Son muchos. A todos, de modo general, los recordamos el día de Todos los santos; pero creo que los santos seglares se merecen una atención especial en nuestros días, por el protagonismo legítimo que los fieles laicos están adquiriendo dentro de la Iglesia, por su importancia numérica y por la calidad de sus virtudes.
Además, estos santos carecen de procuradores que promuevan su causa. Los fundadores de Congregaciones religiosas o miembros de los diversos grupos eclesiales con personalidad jurídica propia tienen quienes promuevan su causa de beatificación ante los tribunales eclesiásticos.
Los seglares santos no cuentan con estas ayudas extra aquí abajo, y pasan a engrosar el número de cristianos anónimos, vivos en el recuerdo de sus familiares y amigos; pero sin especial influencia visible en el colectivo creyente.

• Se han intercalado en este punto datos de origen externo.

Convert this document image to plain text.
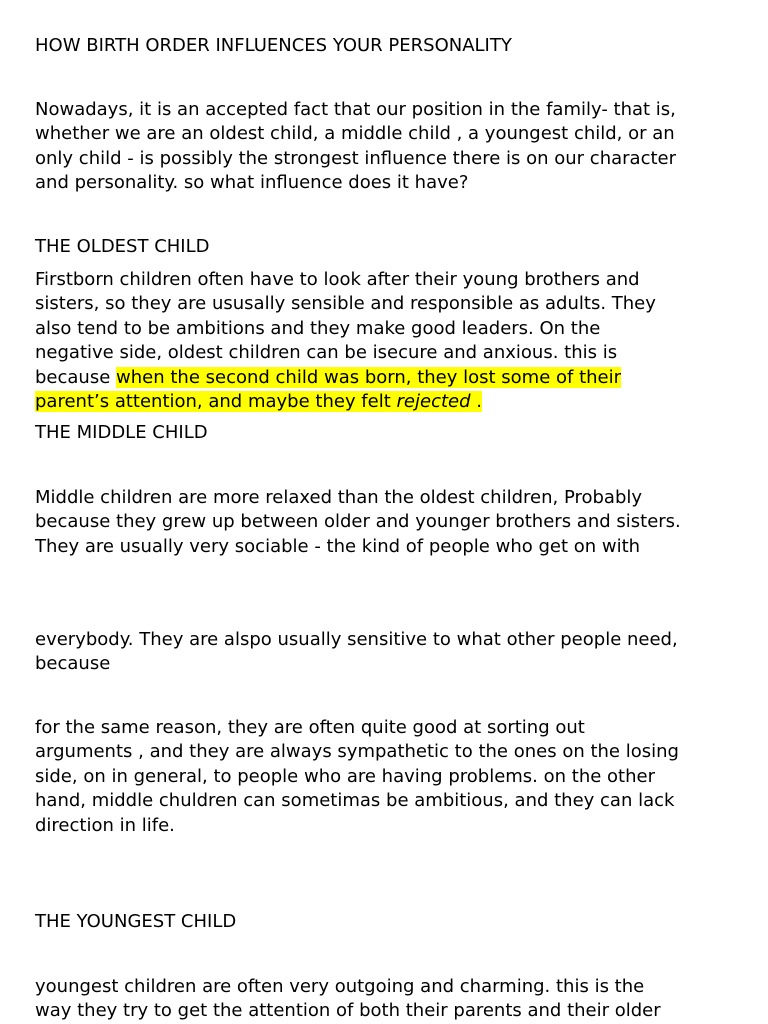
HOW BIRTH ORDER INFLUENCES YOUR PERSONALITY
Nowadays, it is an accepted fact that our position in the family- that is,
whether we are an oldest child, a middle child , a youngest child, or an
only child - is possibly the strongest influence there is on our character
and personality. so what influence does it have?
THE OLDEST CHILD
Firstborn children often have to look after their young brothers and
sisters, so they are ususally sensible and responsible as adults. They
also tend to be ambitions and they make good leaders. On the
negative side, oldest children can be isecure and anxious. this is
because when the second child was born, they lost some of their
parent’s attention, and maybe they felt rejected .
THE MIDDLE CHILD
Middle children are more relaxed than the oldest children, Probably
because they grew up between older and younger brothers and sisters.
They are usually very sociable - the kind of people who get on with
everybody. They are alspo usually sensitive to what other people need,
because
for the same reason, they are often quite good at sorting out
arguments , and they are always sympathetic to the ones on the losing
side, on in general, to people who are having problems. on the other
hand, middle chuldren can sometimas be ambitious, and they can lack
direction in life.
THE YOUNGEST CHILD
youngest children are often very outgoing and charming. this is the
way they try to get the attention of both their parents and their older
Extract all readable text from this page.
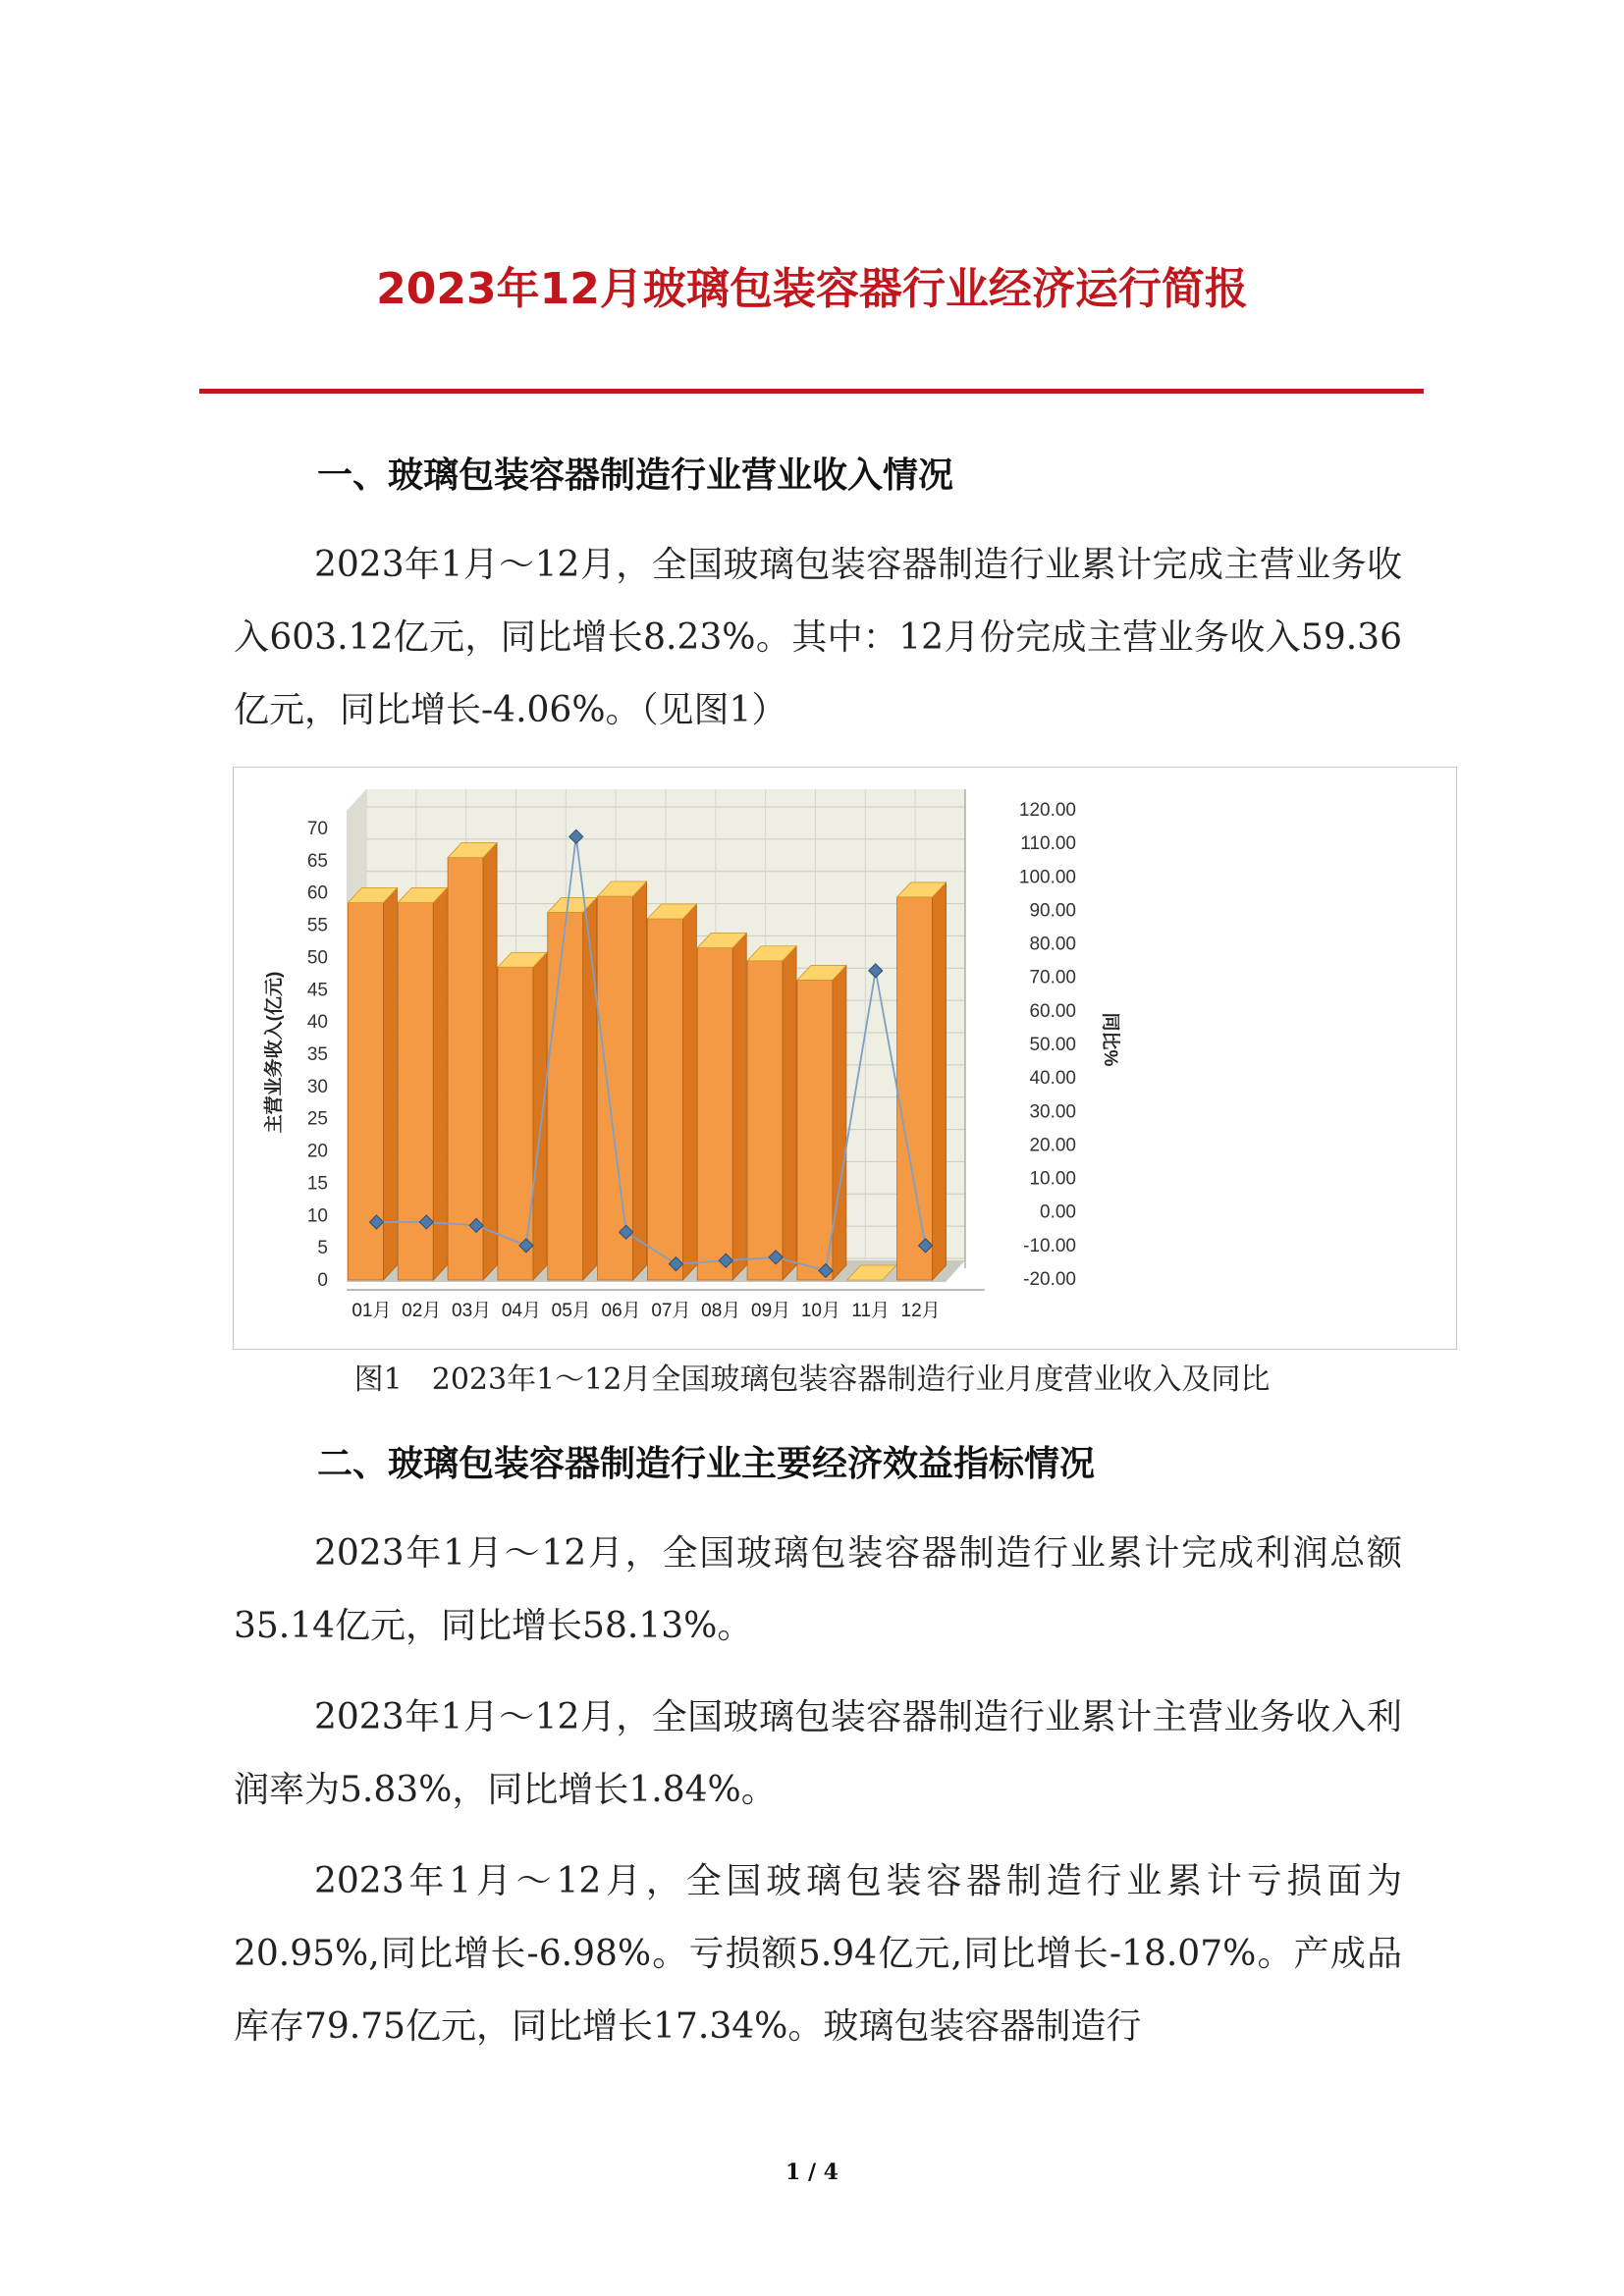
2023年12月玻璃包装容器行业经济运行简报
一、玻璃包装容器制造行业营业收入情况
2023年1月～12月，全国玻璃包装容器制造行业累计完成主营业务收入603.12亿元，同比增长8.23%。其中：12月份完成主营业务收入59.36亿元，同比增长-4.06%。（见图1）
0
5
10
15
20
25
30
35
40
45
50
55
60
65
70
主营业务收入(亿元)
-20.00
-10.00
0.00
10.00
20.00
30.00
40.00
50.00
60.00
70.00
80.00
90.00
100.00
110.00
120.00
同比%
01月 02月 03月 04月 05月 06月 07月 08月 09月 10月 11月 12月
图1　2023年1～12月全国玻璃包装容器制造行业月度营业收入及同比
二、玻璃包装容器制造行业主要经济效益指标情况
2023年1月～12月，全国玻璃包装容器制造行业累计完成利润总额35.14亿元，同比增长58.13%。
2023年1月～12月，全国玻璃包装容器制造行业累计主营业务收入利润率为5.83%，同比增长1.84%。
2023年1月～12月，全国玻璃包装容器制造行业累计亏损面为20.95%,同比增长-6.98%。亏损额5.94亿元,同比增长-18.07%。产成品库存79.75亿元，同比增长17.34%。玻璃包装容器制造行
1 / 4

Sin embargo, Dios los ha coronado de gloria en el cielo, y en la tierra nos vendría muy bien su ejemplo en estos momentos actuales, en los que necesitamos su testimonio brillante en los cometidos tan variados donde se desenvuelve la actividad de los cristianos en la compleja vida social presente. Santos seglares en el trabajo agrícola, en la Universidad, en el hogar, en la vida obrera, en los medios de comunicación social, en la literatura, en la medicina y en todas las ramas del quehacer humano.
Sería muy fácil que cada diócesis eligiera a unos pocos seglares que en este siglo han destacado por sus virtudes cristianas heróicas, y que luego, previa elaboración y selección, se nos presentara en un hermoso libro que tuviera por título éste: Seglares santos, ya sin abreviaturas, marcando a todo el pueblo de Dios el camino a seguir, que ya lo han recorrido estos hermanos nuestros que nos han precedido en la fe. El libro haría mucho bien a cada diócesis, y a toda la Iglesia en España.